In this article the problem of estimating project completion time is addressed by fracturing the project into requirements and considering the completion time of the individual requirement to be probabilistic.

The software development process essentially is a transformation of the requirements into the code. The requirements are ideas  that are expressed in the human-readable form. They are supposed to be read by developers or programmers or testers or any other person participating in the project. There are common problems associated with them: lack of structure, overlapping, contradictions, etc. The requirements management process address these problems and it is a critical part of project's success.

There are some methodologies on requirement refining and management. They effectively improve the project requirements, structure them, improve clarity, deduplicate and simplify time estimations. Such methodology is not a point of interest of this work so it is enough to make an assumption that one of such methodologies was applied and produced the requirements with implementation time about one day.

Assuming that the requirements are implemented one by one, it is trivial to calculate how much time it takes to implement all the requirements. It is is just a time to implement one multiply to a number of requirements. However, any software developer agree that it is very hard, if even possible, to elaborate the requirements to that point. There is always some uncertainty in how much time would it take to implement a specific requirement and whether it is detailed enough to start implementing it.
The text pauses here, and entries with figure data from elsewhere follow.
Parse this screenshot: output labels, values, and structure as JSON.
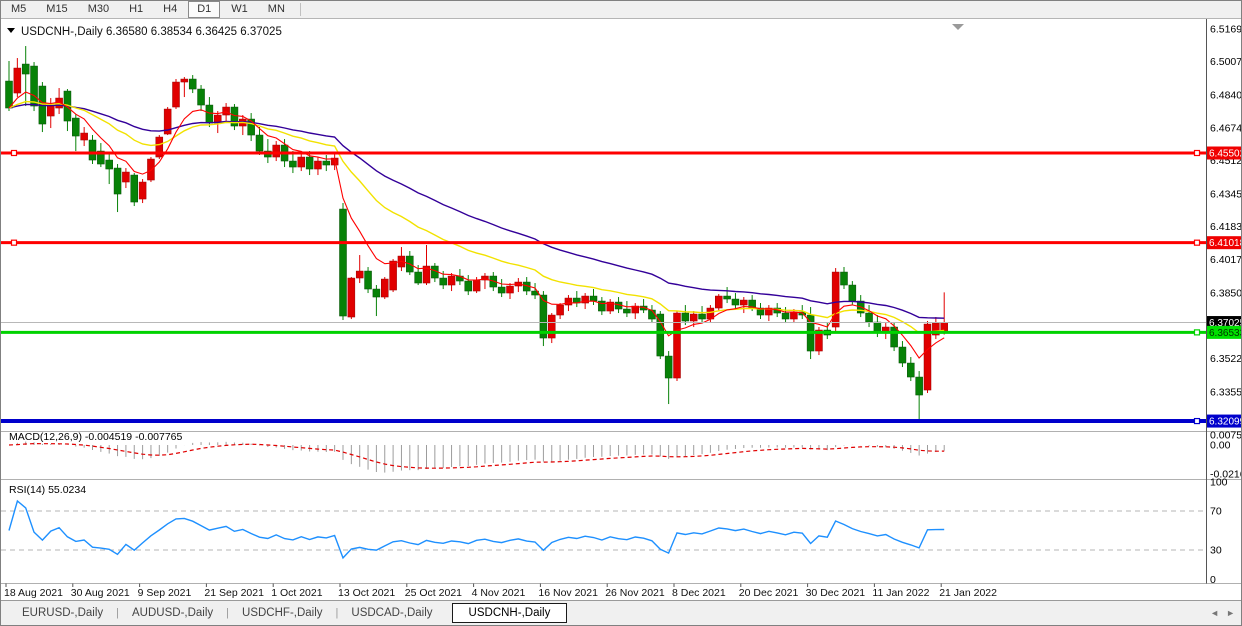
{
  "toolbar": {
    "timeframes": [
      "M5",
      "M15",
      "M30",
      "H1",
      "H4",
      "D1",
      "W1",
      "MN"
    ],
    "active": "D1"
  },
  "chart": {
    "symbol": "USDCNH-,Daily",
    "title_line": "USDCNH-,Daily  6.36580 6.38534 6.36425 6.37025"
  },
  "tabs": {
    "items": [
      "EURUSD-,Daily",
      "AUDUSD-,Daily",
      "USDCHF-,Daily",
      "USDCAD-,Daily",
      "USDCNH-,Daily"
    ],
    "active": "USDCNH-,Daily",
    "scroll_left_icon": "◄",
    "scroll_right_icon": "►"
  },
  "colors": {
    "bull": "#e00000",
    "bull_edge": "#9a0000",
    "bear": "#078207",
    "bear_edge": "#044d04",
    "ma_fast": "#ff0000",
    "ma_mid": "#f2e200",
    "ma_slow": "#330099",
    "macd_bar": "#9c9c9c",
    "macd_signal": "#e00000",
    "rsi_line": "#1e90ff",
    "level_red": "#ff0000",
    "level_green": "#00d200",
    "level_blue": "#0000cc",
    "bid_gray": "#b8b8b8"
  },
  "chart_data": {
    "type": "candlestick",
    "symbol": "USDCNH-",
    "timeframe": "Daily",
    "ohlc_display": {
      "open": "6.36580",
      "high": "6.38534",
      "low": "6.36425",
      "close": "6.37025"
    },
    "candles": [
      [
        6.491,
        6.501,
        6.476,
        6.4775
      ],
      [
        6.485,
        6.5025,
        6.483,
        6.4975
      ],
      [
        6.4995,
        6.5085,
        6.4785,
        6.4945
      ],
      [
        6.4985,
        6.5005,
        6.476,
        6.4785
      ],
      [
        6.4885,
        6.4905,
        6.4655,
        6.4695
      ],
      [
        6.4735,
        6.4825,
        6.4675,
        6.4785
      ],
      [
        6.4775,
        6.4875,
        6.4745,
        6.4825
      ],
      [
        6.486,
        6.487,
        6.466,
        6.471
      ],
      [
        6.4725,
        6.4745,
        6.456,
        6.4635
      ],
      [
        6.4615,
        6.468,
        6.4585,
        6.465
      ],
      [
        6.4615,
        6.464,
        6.4495,
        6.4515
      ],
      [
        6.456,
        6.46,
        6.448,
        6.4495
      ],
      [
        6.4515,
        6.4545,
        6.4395,
        6.447
      ],
      [
        6.4475,
        6.4495,
        6.4255,
        6.4345
      ],
      [
        6.4405,
        6.4475,
        6.4375,
        6.4455
      ],
      [
        6.444,
        6.445,
        6.4285,
        6.4305
      ],
      [
        6.432,
        6.442,
        6.43,
        6.4405
      ],
      [
        6.4415,
        6.453,
        6.4405,
        6.452
      ],
      [
        6.453,
        6.464,
        6.452,
        6.463
      ],
      [
        6.4645,
        6.478,
        6.464,
        6.477
      ],
      [
        6.478,
        6.492,
        6.477,
        6.4905
      ],
      [
        6.4905,
        6.493,
        6.483,
        6.492
      ],
      [
        6.492,
        6.494,
        6.485,
        6.487
      ],
      [
        6.487,
        6.489,
        6.476,
        6.479
      ],
      [
        6.479,
        6.483,
        6.468,
        6.47
      ],
      [
        6.47,
        6.476,
        6.465,
        6.474
      ],
      [
        6.474,
        6.48,
        6.47,
        6.478
      ],
      [
        6.478,
        6.4795,
        6.4665,
        6.4685
      ],
      [
        6.4685,
        6.474,
        6.464,
        6.472
      ],
      [
        6.472,
        6.475,
        6.461,
        6.464
      ],
      [
        6.464,
        6.468,
        6.454,
        6.456
      ],
      [
        6.456,
        6.462,
        6.45,
        6.453
      ],
      [
        6.453,
        6.461,
        6.451,
        6.459
      ],
      [
        6.459,
        6.462,
        6.448,
        6.451
      ],
      [
        6.451,
        6.456,
        6.445,
        6.448
      ],
      [
        6.448,
        6.455,
        6.446,
        6.453
      ],
      [
        6.453,
        6.456,
        6.444,
        6.447
      ],
      [
        6.447,
        6.453,
        6.444,
        6.451
      ],
      [
        6.451,
        6.454,
        6.446,
        6.449
      ],
      [
        6.449,
        6.4545,
        6.4465,
        6.4525
      ],
      [
        6.427,
        6.43,
        6.3715,
        6.3735
      ],
      [
        6.373,
        6.393,
        6.372,
        6.3925
      ],
      [
        6.3925,
        6.404,
        6.39,
        6.396
      ],
      [
        6.396,
        6.398,
        6.385,
        6.387
      ],
      [
        6.387,
        6.389,
        6.3735,
        6.383
      ],
      [
        6.383,
        6.393,
        6.382,
        6.392
      ],
      [
        6.3865,
        6.402,
        6.3855,
        6.401
      ],
      [
        6.398,
        6.408,
        6.396,
        6.4035
      ],
      [
        6.4035,
        6.406,
        6.394,
        6.3955
      ],
      [
        6.3955,
        6.399,
        6.389,
        6.39
      ],
      [
        6.39,
        6.409,
        6.389,
        6.3985
      ],
      [
        6.3985,
        6.4,
        6.3905,
        6.3925
      ],
      [
        6.3925,
        6.396,
        6.387,
        6.389
      ],
      [
        6.389,
        6.395,
        6.386,
        6.3935
      ],
      [
        6.3935,
        6.397,
        6.389,
        6.391
      ],
      [
        6.391,
        6.394,
        6.384,
        6.386
      ],
      [
        6.386,
        6.393,
        6.385,
        6.3915
      ],
      [
        6.3915,
        6.395,
        6.387,
        6.3935
      ],
      [
        6.3935,
        6.3955,
        6.386,
        6.388
      ],
      [
        6.388,
        6.392,
        6.383,
        6.385
      ],
      [
        6.385,
        6.39,
        6.382,
        6.3885
      ],
      [
        6.3885,
        6.3925,
        6.3855,
        6.3905
      ],
      [
        6.3905,
        6.393,
        6.384,
        6.386
      ],
      [
        6.386,
        6.39,
        6.382,
        6.384
      ],
      [
        6.384,
        6.386,
        6.3585,
        6.3625
      ],
      [
        6.3625,
        6.375,
        6.36,
        6.374
      ],
      [
        6.374,
        6.38,
        6.372,
        6.379
      ],
      [
        6.379,
        6.384,
        6.376,
        6.3825
      ],
      [
        6.3825,
        6.386,
        6.378,
        6.38
      ],
      [
        6.38,
        6.385,
        6.377,
        6.3835
      ],
      [
        6.3835,
        6.387,
        6.379,
        6.381
      ],
      [
        6.381,
        6.383,
        6.374,
        6.376
      ],
      [
        6.376,
        6.382,
        6.3745,
        6.3805
      ],
      [
        6.3805,
        6.383,
        6.375,
        6.377
      ],
      [
        6.377,
        6.381,
        6.373,
        6.375
      ],
      [
        6.375,
        6.38,
        6.372,
        6.3785
      ],
      [
        6.3785,
        6.382,
        6.375,
        6.3765
      ],
      [
        6.3765,
        6.379,
        6.37,
        6.372
      ],
      [
        6.3745,
        6.376,
        6.352,
        6.3535
      ],
      [
        6.3535,
        6.356,
        6.3295,
        6.3425
      ],
      [
        6.3425,
        6.376,
        6.341,
        6.375
      ],
      [
        6.375,
        6.379,
        6.369,
        6.371
      ],
      [
        6.371,
        6.376,
        6.368,
        6.3745
      ],
      [
        6.3745,
        6.3785,
        6.37,
        6.372
      ],
      [
        6.372,
        6.379,
        6.3705,
        6.3775
      ],
      [
        6.3775,
        6.3845,
        6.376,
        6.3835
      ],
      [
        6.3835,
        6.388,
        6.38,
        6.382
      ],
      [
        6.382,
        6.385,
        6.377,
        6.379
      ],
      [
        6.379,
        6.383,
        6.375,
        6.3815
      ],
      [
        6.3815,
        6.384,
        6.376,
        6.3775
      ],
      [
        6.3775,
        6.38,
        6.372,
        6.374
      ],
      [
        6.374,
        6.379,
        6.371,
        6.3775
      ],
      [
        6.3775,
        6.38,
        6.373,
        6.375
      ],
      [
        6.375,
        6.378,
        6.37,
        6.372
      ],
      [
        6.372,
        6.377,
        6.37,
        6.3755
      ],
      [
        6.3755,
        6.379,
        6.372,
        6.374
      ],
      [
        6.374,
        6.378,
        6.352,
        6.356
      ],
      [
        6.356,
        6.368,
        6.354,
        6.3665
      ],
      [
        6.3665,
        6.37,
        6.362,
        6.364
      ],
      [
        6.368,
        6.3975,
        6.366,
        6.3955
      ],
      [
        6.3955,
        6.398,
        6.387,
        6.389
      ],
      [
        6.389,
        6.391,
        6.379,
        6.381
      ],
      [
        6.381,
        6.384,
        6.373,
        6.375
      ],
      [
        6.375,
        6.379,
        6.368,
        6.3705
      ],
      [
        6.3705,
        6.374,
        6.363,
        6.3655
      ],
      [
        6.3655,
        6.37,
        6.362,
        6.368
      ],
      [
        6.368,
        6.37,
        6.356,
        6.358
      ],
      [
        6.358,
        6.361,
        6.348,
        6.35
      ],
      [
        6.35,
        6.353,
        6.341,
        6.343
      ],
      [
        6.343,
        6.346,
        6.3205,
        6.334
      ],
      [
        6.3365,
        6.371,
        6.335,
        6.3695
      ],
      [
        6.364,
        6.373,
        6.362,
        6.37
      ],
      [
        6.3658,
        6.38534,
        6.36425,
        6.37025
      ]
    ],
    "price_ticks": [
      {
        "t": "6.51690",
        "v": 6.5169
      },
      {
        "t": "6.50070",
        "v": 6.5007
      },
      {
        "t": "6.48405",
        "v": 6.48405
      },
      {
        "t": "6.46740",
        "v": 6.4674
      },
      {
        "t": "6.45120",
        "v": 6.4512
      },
      {
        "t": "6.43455",
        "v": 6.43455
      },
      {
        "t": "6.41835",
        "v": 6.41835
      },
      {
        "t": "6.40170",
        "v": 6.4017
      },
      {
        "t": "6.38505",
        "v": 6.38505
      },
      {
        "t": "6.35220",
        "v": 6.3522
      },
      {
        "t": "6.33555",
        "v": 6.33555
      }
    ],
    "levels": [
      {
        "price": 6.45502,
        "label": "6.45502",
        "color": "#ff0000",
        "width": 3,
        "box_bg": "#f00000",
        "box_fg": "#ffffff",
        "markers": "both"
      },
      {
        "price": 6.41018,
        "label": "6.41018",
        "color": "#ff0000",
        "width": 3,
        "box_bg": "#f00000",
        "box_fg": "#ffffff",
        "markers": "both"
      },
      {
        "price": 6.37025,
        "label": "6.37025",
        "color": "#b8b8b8",
        "width": 1,
        "box_bg": "#000000",
        "box_fg": "#ffffff",
        "markers": "none"
      },
      {
        "price": 6.36533,
        "label": "6.36533",
        "color": "#00d200",
        "width": 3,
        "box_bg": "#00e000",
        "box_fg": "#003300",
        "markers": "right"
      },
      {
        "price": 6.32099,
        "label": "6.32099",
        "color": "#0000cc",
        "width": 4,
        "box_bg": "#0000cc",
        "box_fg": "#ffffff",
        "markers": "right"
      }
    ],
    "moving_averages": [
      {
        "type": "EMA",
        "period": 7,
        "color": "#ff0000",
        "w": 1.1
      },
      {
        "type": "EMA",
        "period": 21,
        "color": "#f2e200",
        "w": 1.4
      },
      {
        "type": "EMA",
        "period": 40,
        "color": "#330099",
        "w": 1.4
      }
    ],
    "indicators": {
      "macd": {
        "header": "MACD(12,26,9) -0.004519 -0.007765",
        "fast": 12,
        "slow": 26,
        "signal": 9,
        "main_value": "-0.004519",
        "signal_value": "-0.007765",
        "axis_labels": [
          {
            "t": "0.007596",
            "v": 0.007596
          },
          {
            "t": "0.00",
            "v": 0.0
          },
          {
            "t": "-0.02164",
            "v": -0.02164
          }
        ]
      },
      "rsi": {
        "header": "RSI(14) 55.0234",
        "period": 14,
        "value": "55.0234",
        "axis_labels": [
          {
            "t": "100",
            "v": 100
          },
          {
            "t": "70",
            "v": 70
          },
          {
            "t": "30",
            "v": 30
          },
          {
            "t": "0",
            "v": 0
          }
        ],
        "bands": [
          70,
          30
        ]
      }
    },
    "x_labels": [
      {
        "text": "18 Aug 2021",
        "i": 0
      },
      {
        "text": "30 Aug 2021",
        "i": 8
      },
      {
        "text": "9 Sep 2021",
        "i": 16
      },
      {
        "text": "21 Sep 2021",
        "i": 24
      },
      {
        "text": "1 Oct 2021",
        "i": 32
      },
      {
        "text": "13 Oct 2021",
        "i": 40
      },
      {
        "text": "25 Oct 2021",
        "i": 48
      },
      {
        "text": "4 Nov 2021",
        "i": 56
      },
      {
        "text": "16 Nov 2021",
        "i": 64
      },
      {
        "text": "26 Nov 2021",
        "i": 72
      },
      {
        "text": "8 Dec 2021",
        "i": 80
      },
      {
        "text": "20 Dec 2021",
        "i": 88
      },
      {
        "text": "30 Dec 2021",
        "i": 96
      },
      {
        "text": "11 Jan 2022",
        "i": 104
      },
      {
        "text": "21 Jan 2022",
        "i": 112
      }
    ]
  }
}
One of ways to make the situation more realistic is to add randomness into the model. Implementing the requirement is an event and all the requirements are independent of each other. Such sequences are common in the Queueing theory and the Reliability theory. They are modelled by using the exponential distribution. The meaning of it is that some requirements are implemented earlier and some take much longer to complete than expected. The probability density function for single requirement with expected implementation time q is

$$f(t) = \frac{e^{-\frac{t}{q}}}{q}$$

Probability density of implementation time when expected implementation time is 1 day.
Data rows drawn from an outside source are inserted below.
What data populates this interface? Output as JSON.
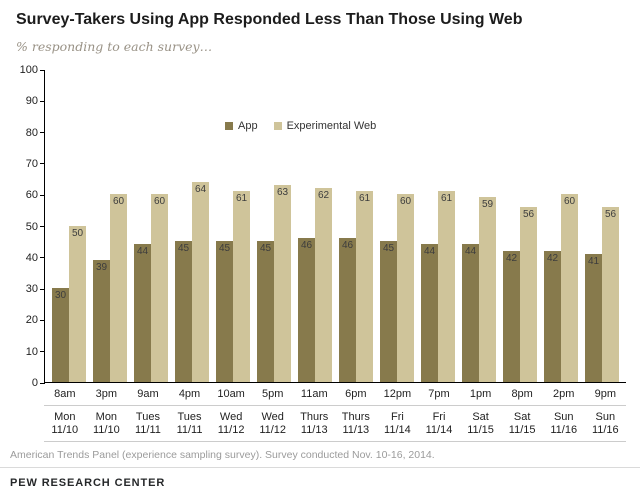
{
  "header": {
    "title": "Survey-Takers Using App Responded Less Than Those Using Web",
    "subtitle": "% responding to each survey…"
  },
  "legend": {
    "app_label": "App",
    "web_label": "Experimental Web"
  },
  "colors": {
    "app": "#877a4c",
    "web": "#cfc49a",
    "axis": "#000000",
    "bar_value_text": "#3d3d3d",
    "separator": "#cccccc"
  },
  "footer": {
    "note": "American Trends Panel (experience sampling survey). Survey conducted Nov. 10-16, 2014.",
    "source": "PEW RESEARCH CENTER"
  },
  "chart_data": {
    "type": "bar",
    "title": "Survey-Takers Using App Responded Less Than Those Using Web",
    "subtitle": "% responding to each survey…",
    "ylabel": "% responding",
    "ylim": [
      0,
      100
    ],
    "ytick_step": 10,
    "grid": false,
    "legend_position": "inside-top-center",
    "categories": [
      {
        "time": "8am",
        "day": "Mon",
        "date": "11/10"
      },
      {
        "time": "3pm",
        "day": "Mon",
        "date": "11/10"
      },
      {
        "time": "9am",
        "day": "Tues",
        "date": "11/11"
      },
      {
        "time": "4pm",
        "day": "Tues",
        "date": "11/11"
      },
      {
        "time": "10am",
        "day": "Wed",
        "date": "11/12"
      },
      {
        "time": "5pm",
        "day": "Wed",
        "date": "11/12"
      },
      {
        "time": "11am",
        "day": "Thurs",
        "date": "11/13"
      },
      {
        "time": "6pm",
        "day": "Thurs",
        "date": "11/13"
      },
      {
        "time": "12pm",
        "day": "Fri",
        "date": "11/14"
      },
      {
        "time": "7pm",
        "day": "Fri",
        "date": "11/14"
      },
      {
        "time": "1pm",
        "day": "Sat",
        "date": "11/15"
      },
      {
        "time": "8pm",
        "day": "Sat",
        "date": "11/15"
      },
      {
        "time": "2pm",
        "day": "Sun",
        "date": "11/16"
      },
      {
        "time": "9pm",
        "day": "Sun",
        "date": "11/16"
      }
    ],
    "series": [
      {
        "name": "App",
        "values": [
          30,
          39,
          44,
          45,
          45,
          45,
          46,
          46,
          45,
          44,
          44,
          42,
          42,
          41
        ]
      },
      {
        "name": "Experimental Web",
        "values": [
          50,
          60,
          60,
          64,
          61,
          63,
          62,
          61,
          60,
          61,
          59,
          56,
          60,
          56
        ]
      }
    ]
  }
}
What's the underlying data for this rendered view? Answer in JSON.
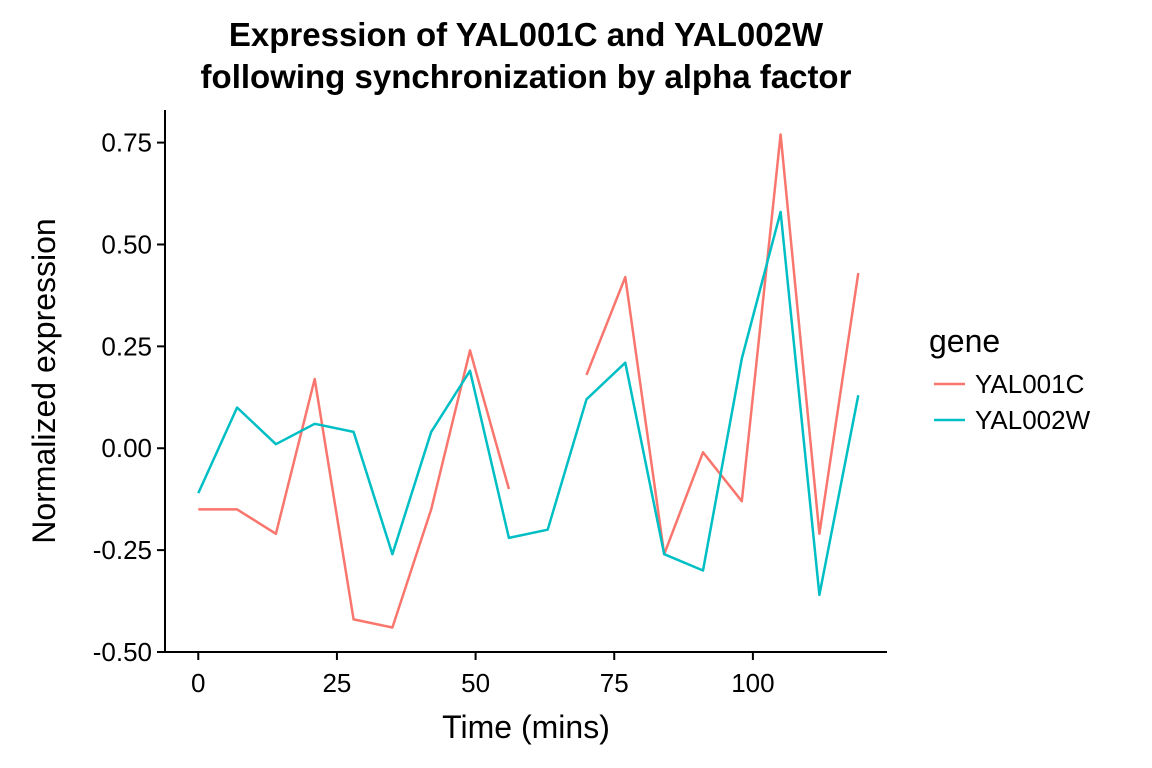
{
  "chart_data": {
    "type": "line",
    "title_line1": "Expression of YAL001C and YAL002W",
    "title_line2": "following synchronization by alpha factor",
    "xlabel": "Time (mins)",
    "ylabel": "Normalized expression",
    "xlim": [
      -6,
      124
    ],
    "ylim": [
      -0.5,
      0.83
    ],
    "x_ticks": [
      0,
      25,
      50,
      75,
      100
    ],
    "x_tick_labels": [
      "0",
      "25",
      "50",
      "75",
      "100"
    ],
    "y_ticks": [
      -0.5,
      -0.25,
      0,
      0.25,
      0.5,
      0.75
    ],
    "y_tick_labels": [
      "-0.50",
      "-0.25",
      "0.00",
      "0.25",
      "0.50",
      "0.75"
    ],
    "grid": false,
    "legend": {
      "title": "gene",
      "position": "right"
    },
    "x": [
      0,
      7,
      14,
      21,
      28,
      35,
      42,
      49,
      56,
      63,
      70,
      77,
      84,
      91,
      98,
      105,
      112,
      119
    ],
    "series": [
      {
        "name": "YAL001C",
        "color": "#F8766D",
        "values": [
          -0.15,
          -0.15,
          -0.21,
          0.17,
          -0.42,
          -0.44,
          -0.15,
          0.24,
          -0.1,
          null,
          0.18,
          0.42,
          -0.26,
          -0.01,
          -0.13,
          0.77,
          -0.21,
          0.43
        ]
      },
      {
        "name": "YAL002W",
        "color": "#00BFC4",
        "values": [
          -0.11,
          0.1,
          0.01,
          0.06,
          0.04,
          -0.26,
          0.04,
          0.19,
          -0.22,
          -0.2,
          0.12,
          0.21,
          -0.26,
          -0.3,
          0.22,
          0.58,
          -0.36,
          0.13
        ]
      }
    ]
  }
}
In the simplest case, when all the n requirements are implemented sequentially and have the same estimated time q, then the implementation time for the entire project is just the sum of n random variables. The result is an Erlang distribution. When there are more than one developer, working in parallel, then the times can be just divided by the number of developers k.

$$f(t) = \frac{t^{n-1} k^n e^{-\frac{t k}{q}}}{q^n (n-1)!}$$

Probability density of project completion time when expected implementation time for one requirement is 1 day, 6 requirements, 2 developers.
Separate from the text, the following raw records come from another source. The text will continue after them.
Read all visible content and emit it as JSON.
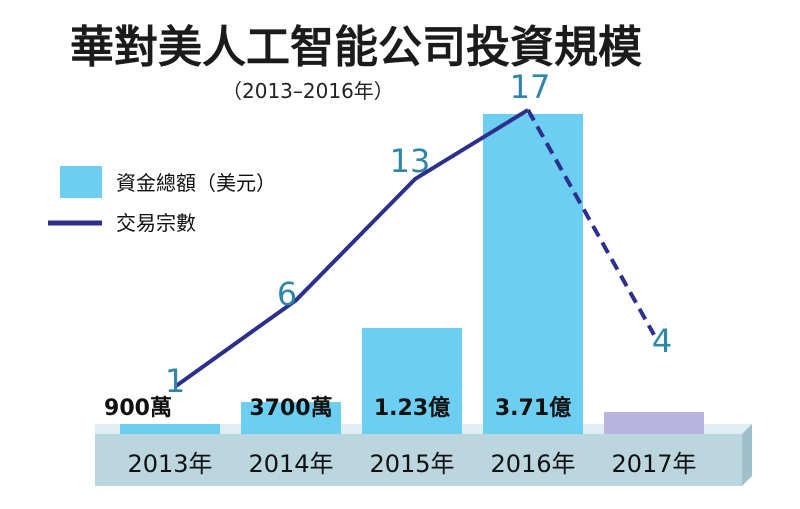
{
  "title": "華對美人工智能公司投資規模",
  "subtitle": "（2013–2016年）",
  "legend": {
    "bar_label": "資金總額（美元）",
    "line_label": "交易宗數"
  },
  "colors": {
    "bar": "#6ccff2",
    "bar_2017": "#b8b3dc",
    "line": "#2d2f8c",
    "count_text": "#2f86a8",
    "base_front": "#bcd6e0",
    "base_top": "#dfeef3",
    "base_side": "#9fbfcb"
  },
  "chart_data": {
    "type": "bar+line",
    "categories": [
      "2013年",
      "2014年",
      "2015年",
      "2016年",
      "2017年"
    ],
    "funding_labels": [
      "900萬",
      "3700萬",
      "1.23億",
      "3.71億",
      ""
    ],
    "funding_usd": [
      9000000,
      37000000,
      123000000,
      371000000,
      null
    ],
    "deal_counts": [
      1,
      6,
      13,
      17,
      4
    ],
    "line_dashed_from_index": 3
  }
}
The probability density produced by estimating density from repeated sampling of the n random variables, where n is a number of requirements, is similar to density, calculated from the analytical solution. To get the single sampling for every requirement its completion time is calculated and then all calculated times are summarised. Repeated many times this calculation gives a set of samples, distributed over the range (0; ∞). Then the probability density is estimated by using the histogram density estimator.

Exponentially distributed random samples can be constructed from uniformly distributed random samples \(\{ x_1, x_2, ... \}\) by applying the following transformation:

$$ t(x)=-\frac{ln(1-x)}{\lambda}, x \in \{ x_1, x_2, ... \} $$

And then the single sample is calculated as:

$$ s_j=\sum_{i=1}^{n} \frac{k e^{-\frac{t(x_{i+j n}) k}{q}}}{q} $$

where \(x_i\) is the i-th sample from the uniformly distributed random number generator, q is estimated implementation time for single requirement, and k is a number of developers.

PDFs calculated analytically (blue) and by simulation (red) for 6 requirements, 1 day per requirement, 2 developers.